Os representantes da troika - Comissão Europeia, Fundo Monetário Internacional (FMI) e o Banco Central Europeu (BCE) – regressam a Lisboa na segunda-feira, para iniciar a sétima avaliação trimestral ao programa de assistência económica e financeira, anunciou o Ministério das Finanças.

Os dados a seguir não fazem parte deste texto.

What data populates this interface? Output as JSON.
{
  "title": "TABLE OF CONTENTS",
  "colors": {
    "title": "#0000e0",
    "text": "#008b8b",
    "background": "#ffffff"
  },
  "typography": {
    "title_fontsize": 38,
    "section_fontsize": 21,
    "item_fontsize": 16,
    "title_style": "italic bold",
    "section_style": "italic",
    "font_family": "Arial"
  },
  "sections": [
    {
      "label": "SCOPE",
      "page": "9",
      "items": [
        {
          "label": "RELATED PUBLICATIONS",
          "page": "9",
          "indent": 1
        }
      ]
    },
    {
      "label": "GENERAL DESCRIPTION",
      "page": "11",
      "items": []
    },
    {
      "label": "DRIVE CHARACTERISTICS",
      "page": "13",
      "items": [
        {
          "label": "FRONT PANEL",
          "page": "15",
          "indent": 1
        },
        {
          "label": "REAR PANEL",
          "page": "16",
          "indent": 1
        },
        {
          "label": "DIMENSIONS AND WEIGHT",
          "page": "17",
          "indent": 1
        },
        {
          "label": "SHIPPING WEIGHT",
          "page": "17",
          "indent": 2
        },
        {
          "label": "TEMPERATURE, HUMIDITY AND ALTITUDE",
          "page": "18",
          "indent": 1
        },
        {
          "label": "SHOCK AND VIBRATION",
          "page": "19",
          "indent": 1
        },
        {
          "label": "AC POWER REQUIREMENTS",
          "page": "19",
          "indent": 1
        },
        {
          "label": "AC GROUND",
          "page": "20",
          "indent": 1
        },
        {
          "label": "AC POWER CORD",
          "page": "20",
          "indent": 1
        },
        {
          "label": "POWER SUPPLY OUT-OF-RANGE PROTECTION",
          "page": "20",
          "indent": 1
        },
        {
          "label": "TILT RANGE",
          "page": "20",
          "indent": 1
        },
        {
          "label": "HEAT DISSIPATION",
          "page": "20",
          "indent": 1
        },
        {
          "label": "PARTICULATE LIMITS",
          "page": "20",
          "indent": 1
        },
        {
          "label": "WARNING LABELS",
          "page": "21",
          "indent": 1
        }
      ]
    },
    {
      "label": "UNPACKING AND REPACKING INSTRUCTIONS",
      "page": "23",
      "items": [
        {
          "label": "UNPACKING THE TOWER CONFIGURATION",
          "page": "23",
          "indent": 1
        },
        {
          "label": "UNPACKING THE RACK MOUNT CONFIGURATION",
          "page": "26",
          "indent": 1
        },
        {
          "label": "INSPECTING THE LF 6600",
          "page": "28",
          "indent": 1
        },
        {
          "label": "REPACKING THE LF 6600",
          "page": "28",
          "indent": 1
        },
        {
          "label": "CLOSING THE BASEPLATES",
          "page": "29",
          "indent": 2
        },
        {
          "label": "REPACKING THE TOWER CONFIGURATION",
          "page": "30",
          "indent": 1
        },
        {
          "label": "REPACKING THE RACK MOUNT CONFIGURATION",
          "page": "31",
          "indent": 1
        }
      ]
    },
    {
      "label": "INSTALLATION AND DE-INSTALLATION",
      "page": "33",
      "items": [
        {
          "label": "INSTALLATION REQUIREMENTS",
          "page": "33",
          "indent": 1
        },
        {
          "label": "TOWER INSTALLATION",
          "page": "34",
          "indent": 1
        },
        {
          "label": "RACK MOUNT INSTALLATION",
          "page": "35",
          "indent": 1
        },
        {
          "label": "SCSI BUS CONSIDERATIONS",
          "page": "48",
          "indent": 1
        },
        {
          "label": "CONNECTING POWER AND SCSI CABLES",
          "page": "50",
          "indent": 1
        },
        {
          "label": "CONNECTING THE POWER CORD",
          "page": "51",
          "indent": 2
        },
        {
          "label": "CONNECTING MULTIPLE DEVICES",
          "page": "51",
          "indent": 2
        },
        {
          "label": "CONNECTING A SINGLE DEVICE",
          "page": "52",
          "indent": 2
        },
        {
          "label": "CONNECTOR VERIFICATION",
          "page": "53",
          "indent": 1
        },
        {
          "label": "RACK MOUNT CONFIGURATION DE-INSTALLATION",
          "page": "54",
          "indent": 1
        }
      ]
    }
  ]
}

Falando na comissão parlamentar de Orçamento e Finanças, Vítor Gaspar referiu-se a uma “nova fase” no programa de ajustamento que estará agora “no princípio do fim”, em que o Governo dará prioridade à recuperação do investimento.
O responsável admitiu a possibilidade de, no quadro desta sétima avaliação, se rever em baixa, de -1% para cerca de -2%, a previsão de contracção do PIB para 2013. Em face desta queda, em parte devido à recessão que se reinstalou na Europa, o ministro das Finanças disse esta manhã ter a expectativa de que a troika possa voltar a estender o prazo para cumprir metas do défice, o que significaria atirar pelo menos para 2015 a obrigação de repor o indicador abaixo de 3%.
Segundo o ministro, este resultado é expectável dada a “alteração de circunstâncias na Europa, a enfase acrescida da Comissão Europeia no saldo estrutural e o facto de se plausível que neste momento a Comissão Europeia venha a propor ao Ecofin o alargamento dos prazos para a correcção dos défices excessivos em Portugal e noutros países”.